According to the Biden administration, significant progress is being made at nuclear talks in Vienna to bring the United States back into the 2015 nuclear deal (the Joint Comprehensive Plan of Action or JCPOA). Biden officials claim there will be a “compliance for compliance” agreement under which the United States will rejoin the deal and drop sanctions imposed by the Trump administration. In exchange, Iran will fully meet its obligations under the JCPOA.
It may seem that Biden is on the brink of a major achievement, but when diplomatic agreements are the goal—rather than a tool to address a threat—it is not necessarily a victory. Here’s why.
Let’s start with the diplomatic process in Vienna.
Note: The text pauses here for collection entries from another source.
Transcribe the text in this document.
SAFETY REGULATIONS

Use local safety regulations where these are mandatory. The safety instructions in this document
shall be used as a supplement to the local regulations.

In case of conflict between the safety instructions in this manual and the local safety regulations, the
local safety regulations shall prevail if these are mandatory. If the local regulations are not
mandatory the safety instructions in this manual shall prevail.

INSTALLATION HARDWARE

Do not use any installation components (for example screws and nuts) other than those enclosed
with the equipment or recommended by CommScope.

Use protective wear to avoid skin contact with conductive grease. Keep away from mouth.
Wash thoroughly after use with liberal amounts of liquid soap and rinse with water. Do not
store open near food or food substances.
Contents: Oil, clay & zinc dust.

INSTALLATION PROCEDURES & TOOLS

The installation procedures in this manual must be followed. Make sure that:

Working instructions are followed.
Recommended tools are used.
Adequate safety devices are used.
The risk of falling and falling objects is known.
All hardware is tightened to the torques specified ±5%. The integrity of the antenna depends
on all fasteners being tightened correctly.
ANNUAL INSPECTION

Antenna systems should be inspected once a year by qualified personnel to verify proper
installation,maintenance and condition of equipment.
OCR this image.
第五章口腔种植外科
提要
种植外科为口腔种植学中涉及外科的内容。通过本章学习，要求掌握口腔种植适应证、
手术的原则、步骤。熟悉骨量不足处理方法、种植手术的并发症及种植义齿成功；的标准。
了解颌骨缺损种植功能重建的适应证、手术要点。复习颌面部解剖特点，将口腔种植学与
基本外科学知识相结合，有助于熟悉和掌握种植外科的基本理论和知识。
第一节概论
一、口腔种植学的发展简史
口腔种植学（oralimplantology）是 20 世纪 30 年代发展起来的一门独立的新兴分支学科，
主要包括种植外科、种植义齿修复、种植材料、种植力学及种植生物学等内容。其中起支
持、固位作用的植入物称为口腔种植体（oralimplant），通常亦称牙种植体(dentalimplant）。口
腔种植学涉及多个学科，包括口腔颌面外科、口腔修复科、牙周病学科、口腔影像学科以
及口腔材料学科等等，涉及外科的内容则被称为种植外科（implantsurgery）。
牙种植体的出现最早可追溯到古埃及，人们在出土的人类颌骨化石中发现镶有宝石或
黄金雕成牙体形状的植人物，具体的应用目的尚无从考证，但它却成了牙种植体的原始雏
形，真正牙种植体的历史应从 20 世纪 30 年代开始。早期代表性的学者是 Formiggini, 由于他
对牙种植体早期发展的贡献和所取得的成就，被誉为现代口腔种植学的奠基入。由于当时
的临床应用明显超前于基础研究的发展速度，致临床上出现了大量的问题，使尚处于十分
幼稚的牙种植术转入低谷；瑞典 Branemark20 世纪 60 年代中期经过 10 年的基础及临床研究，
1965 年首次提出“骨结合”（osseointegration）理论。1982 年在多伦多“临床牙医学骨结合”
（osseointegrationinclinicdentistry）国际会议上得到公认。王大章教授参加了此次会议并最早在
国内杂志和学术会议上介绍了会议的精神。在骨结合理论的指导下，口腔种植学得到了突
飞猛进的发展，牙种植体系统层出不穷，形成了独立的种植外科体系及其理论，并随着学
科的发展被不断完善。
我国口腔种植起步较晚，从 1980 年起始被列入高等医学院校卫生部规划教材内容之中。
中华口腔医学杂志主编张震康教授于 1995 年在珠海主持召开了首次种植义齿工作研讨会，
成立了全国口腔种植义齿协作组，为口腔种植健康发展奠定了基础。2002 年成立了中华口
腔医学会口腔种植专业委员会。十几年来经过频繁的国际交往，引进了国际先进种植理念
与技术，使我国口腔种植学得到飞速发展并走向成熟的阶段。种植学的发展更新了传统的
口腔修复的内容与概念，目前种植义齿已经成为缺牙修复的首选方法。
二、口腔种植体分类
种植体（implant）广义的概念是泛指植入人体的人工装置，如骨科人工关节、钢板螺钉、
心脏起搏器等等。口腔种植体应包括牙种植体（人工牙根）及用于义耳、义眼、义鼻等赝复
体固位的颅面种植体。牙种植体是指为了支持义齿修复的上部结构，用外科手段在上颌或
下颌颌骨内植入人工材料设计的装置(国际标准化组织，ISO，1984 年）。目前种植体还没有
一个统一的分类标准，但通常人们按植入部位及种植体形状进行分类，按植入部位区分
These are “indirect” talks because Iran refuses to allow its diplomats to meet personally with American diplomats. Under this process, Iranian and American diplomats are in different hotels and European diplomats carry proposals between the two delegations.
The Iranians refused to directly negotiate with the United States. This was an enormous snub that gave Tehran a clear advantage in the nuclear talks since it proves Biden wants a deal more than Iranian leaders do. They can now leverage the talks themselves as a mechanism to highlight American weakness and supposed despair, and to project their own strength.
Making this situation worse, Iranian diplomats are coordinating their position with other JCPOA party diplomats—France, Germany, the United Kingdom, the European Union, China, and Russia—before Iran’s offers are presented to U.S. diplomats. This allows China and Russa to have a say over Iran’s terms for the U.S. return to the nuclear deal. Those most affected by Iran’s ambitions, however, including Israel and Iran’s Gulf state neighbors appear to be sidelined entirely, with the United States formally saying that nothing Israel would say at this point will change its position.